Early Rome: The Republic and Limited Government
Early Rome: The Republic and Limited Government
The Powers That Be. It is hard for a citizen of any modern nation to grasp how little government Republican Rome had. The assemblies were quite clumsy and passed laws only occasionally. Magistrates had much more freedom of action but were remarkably few in number. Including promagistrates, the total in the late Republic was in the low hundreds. And recall that this government was not only of a city of hundreds of thousands of people but also of an empire whose population was in the tens of millions. These magistrates were, of course, supported by a bureaucratic staff of so-called apparitores. But these officials had little or no independent authority and were still few in number. Lack of information also made it harder to exercise systematic authority.
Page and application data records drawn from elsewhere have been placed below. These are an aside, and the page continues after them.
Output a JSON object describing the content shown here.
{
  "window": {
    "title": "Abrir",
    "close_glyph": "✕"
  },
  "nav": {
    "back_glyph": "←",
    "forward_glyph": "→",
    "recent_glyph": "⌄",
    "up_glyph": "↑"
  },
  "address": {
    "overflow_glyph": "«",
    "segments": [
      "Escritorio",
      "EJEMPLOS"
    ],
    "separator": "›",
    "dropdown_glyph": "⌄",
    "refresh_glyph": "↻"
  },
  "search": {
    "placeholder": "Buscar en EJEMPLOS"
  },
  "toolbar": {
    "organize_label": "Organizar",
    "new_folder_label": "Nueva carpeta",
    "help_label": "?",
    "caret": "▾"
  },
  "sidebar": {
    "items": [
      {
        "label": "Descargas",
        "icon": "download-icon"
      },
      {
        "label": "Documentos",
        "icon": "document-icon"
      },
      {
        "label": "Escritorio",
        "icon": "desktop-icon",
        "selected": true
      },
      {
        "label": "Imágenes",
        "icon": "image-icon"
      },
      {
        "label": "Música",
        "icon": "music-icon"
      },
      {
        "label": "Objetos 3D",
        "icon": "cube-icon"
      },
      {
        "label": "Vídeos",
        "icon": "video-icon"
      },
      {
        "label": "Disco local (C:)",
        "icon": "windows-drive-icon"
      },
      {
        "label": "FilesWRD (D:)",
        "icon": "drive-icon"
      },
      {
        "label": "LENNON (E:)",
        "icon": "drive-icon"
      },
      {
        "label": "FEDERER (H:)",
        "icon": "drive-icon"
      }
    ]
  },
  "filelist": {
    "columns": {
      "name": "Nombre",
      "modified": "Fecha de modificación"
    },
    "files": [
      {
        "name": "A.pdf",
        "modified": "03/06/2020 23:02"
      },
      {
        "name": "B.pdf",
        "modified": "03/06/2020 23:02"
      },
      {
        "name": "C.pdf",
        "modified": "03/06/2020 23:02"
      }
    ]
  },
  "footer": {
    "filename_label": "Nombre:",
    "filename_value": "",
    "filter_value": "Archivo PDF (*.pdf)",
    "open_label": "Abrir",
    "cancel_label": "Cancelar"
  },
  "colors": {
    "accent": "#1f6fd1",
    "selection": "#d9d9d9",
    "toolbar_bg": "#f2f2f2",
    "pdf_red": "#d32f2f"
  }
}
The government had only a rough idea of where its citizens were and what they were doing; records of the government’s own actions were sometimes hard to find or nonexistent. One device to make up for this weakness was the reliance on local governments. Another was the contracting out of government functions such as tax collection. In sum, however, the government did little policing, little building except for the largest projects, little consumer protection, no education, and no direction of the economy. The average Roman was less burdened and far less protected by the state than persons today.
Sources
Frank F. Abbot, A History and Description of Roman Political Institutions (New York: Biblo & Tannen, 1963).
Andrew W. Lintott, The Constitution of the Roman Republic (Oxford: Clarendon Press / New York: Oxford University Press, 1999).